Carte de chaleur de la page de produits présentant les résultats agrégés

À leur arrivée sur une page de produits, le regard des participants a d’abord été attiré par les produits avant de se poser sur les filtres. En troisième lieu, les participants se sont attardés au détail des résultats. Ils ont passé 6,8 secondes en moyenne à regarder cette zone. En observant les participants naviguer, nous avons constaté qu’ils se référaient à cette portion de l’écran pour valider s’ils regardaient bel et bien les bons produits.

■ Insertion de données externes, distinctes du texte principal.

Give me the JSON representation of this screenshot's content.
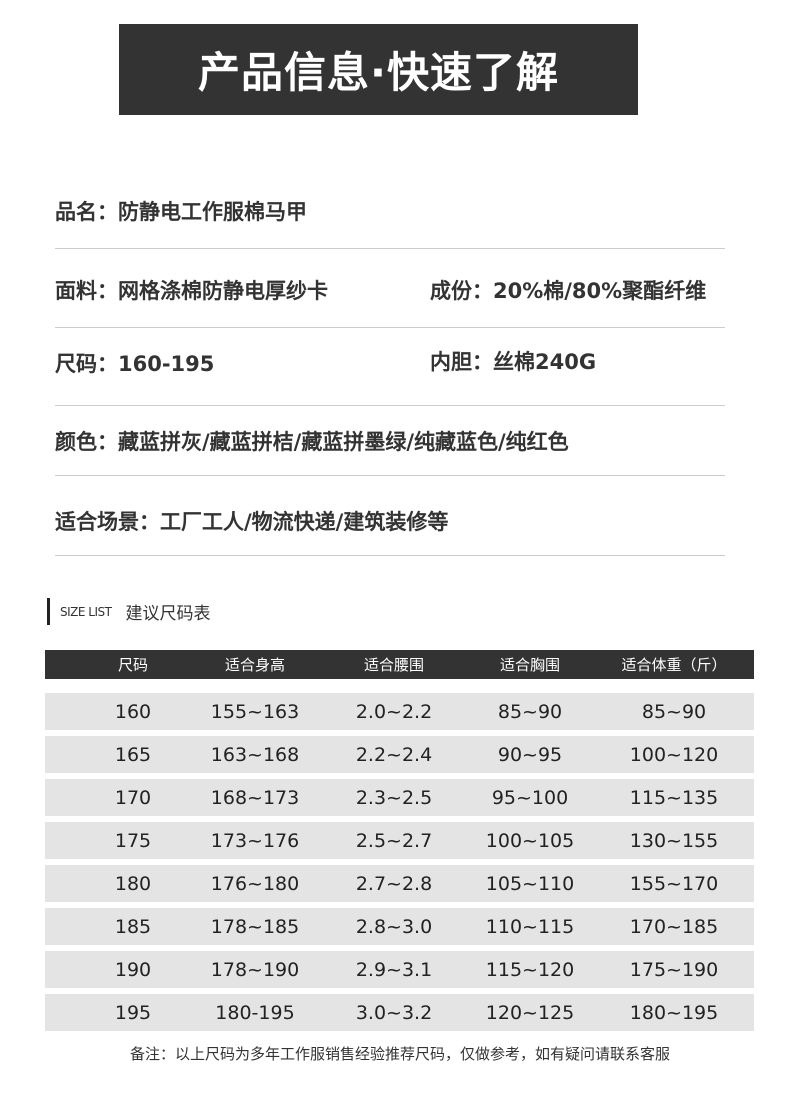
{
  "title": "产品信息·快速了解",
  "info": {
    "name": "品名：防静电工作服棉马甲",
    "fabric": "面料：网格涤棉防静电厚纱卡",
    "composition": "成份：20%棉/80%聚酯纤维",
    "size": "尺码：160-195",
    "lining": "内胆：丝棉240G",
    "colors": "颜色：藏蓝拼灰/藏蓝拼桔/藏蓝拼墨绿/纯藏蓝色/纯红色",
    "scenes": "适合场景：工厂工人/物流快递/建筑装修等"
  },
  "size_section": {
    "en": "SIZE LIST",
    "cn": "建议尺码表"
  },
  "table": {
    "headers": [
      "尺码",
      "适合身高",
      "适合腰围",
      "适合胸围",
      "适合体重（斤）"
    ],
    "rows": [
      [
        "160",
        "155~163",
        "2.0~2.2",
        "85~90",
        "85~90"
      ],
      [
        "165",
        "163~168",
        "2.2~2.4",
        "90~95",
        "100~120"
      ],
      [
        "170",
        "168~173",
        "2.3~2.5",
        "95~100",
        "115~135"
      ],
      [
        "175",
        "173~176",
        "2.5~2.7",
        "100~105",
        "130~155"
      ],
      [
        "180",
        "176~180",
        "2.7~2.8",
        "105~110",
        "155~170"
      ],
      [
        "185",
        "178~185",
        "2.8~3.0",
        "110~115",
        "170~185"
      ],
      [
        "190",
        "178~190",
        "2.9~3.1",
        "115~120",
        "175~190"
      ],
      [
        "195",
        "180-195",
        "3.0~3.2",
        "120~125",
        "180~195"
      ]
    ]
  },
  "note": "备注：以上尺码为多年工作服销售经验推荐尺码，仅做参考，如有疑问请联系客服"
}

Ordre moyen dans lequel les zones d’intérêt de la page de produits on été vues

Dans l’ensemble du processus de recherche, les produits sur les pages de produits sont l’élément que les participants ont passé le plus de temps à regarder : plus de 2 minutes. Pourtant, ce ne sont que des informations de base sur les produits qui sont présentées sur cette page. Comme c’est le cas en magasin, les participants prenaient le temps de choisir méticuleusement sur quelle bouteille cliquer. En succursale, ils parcouraient les tablettes du regard avant de prendre une bouteille dans leurs mains et lire l’étiquette. Nous en déduisons que l’apparence d’un produit (bouteille, etc.) parmi les autres a un impact marqué sur la décision d’achat hors ligne et en ligne.

Sur le site de la SAQ, certains produits n’ont pas d’images. Dans le cadre de l’étude, nos participants ont seulement choisi des produits avec des images. Ce facteur n’influencerait peut-être pas un connaisseur à la recherche de la perle rare, mais pour nos Milléniaux, le visuel du produit est un incontournable. La SAQ a intérêt à inclure des images pour l’ensemble des produits présentés sur le Web.

Produits sans images sur une page de produits du site Web de la SAQ

Fiche de produit : pour aller plus en détails

Qu’est-ce que les consommateurs regardent sur une fiche de produit ? Qu’est-ce qui attire le plus leur attention lorsqu’ils prennent une décision d’achat ?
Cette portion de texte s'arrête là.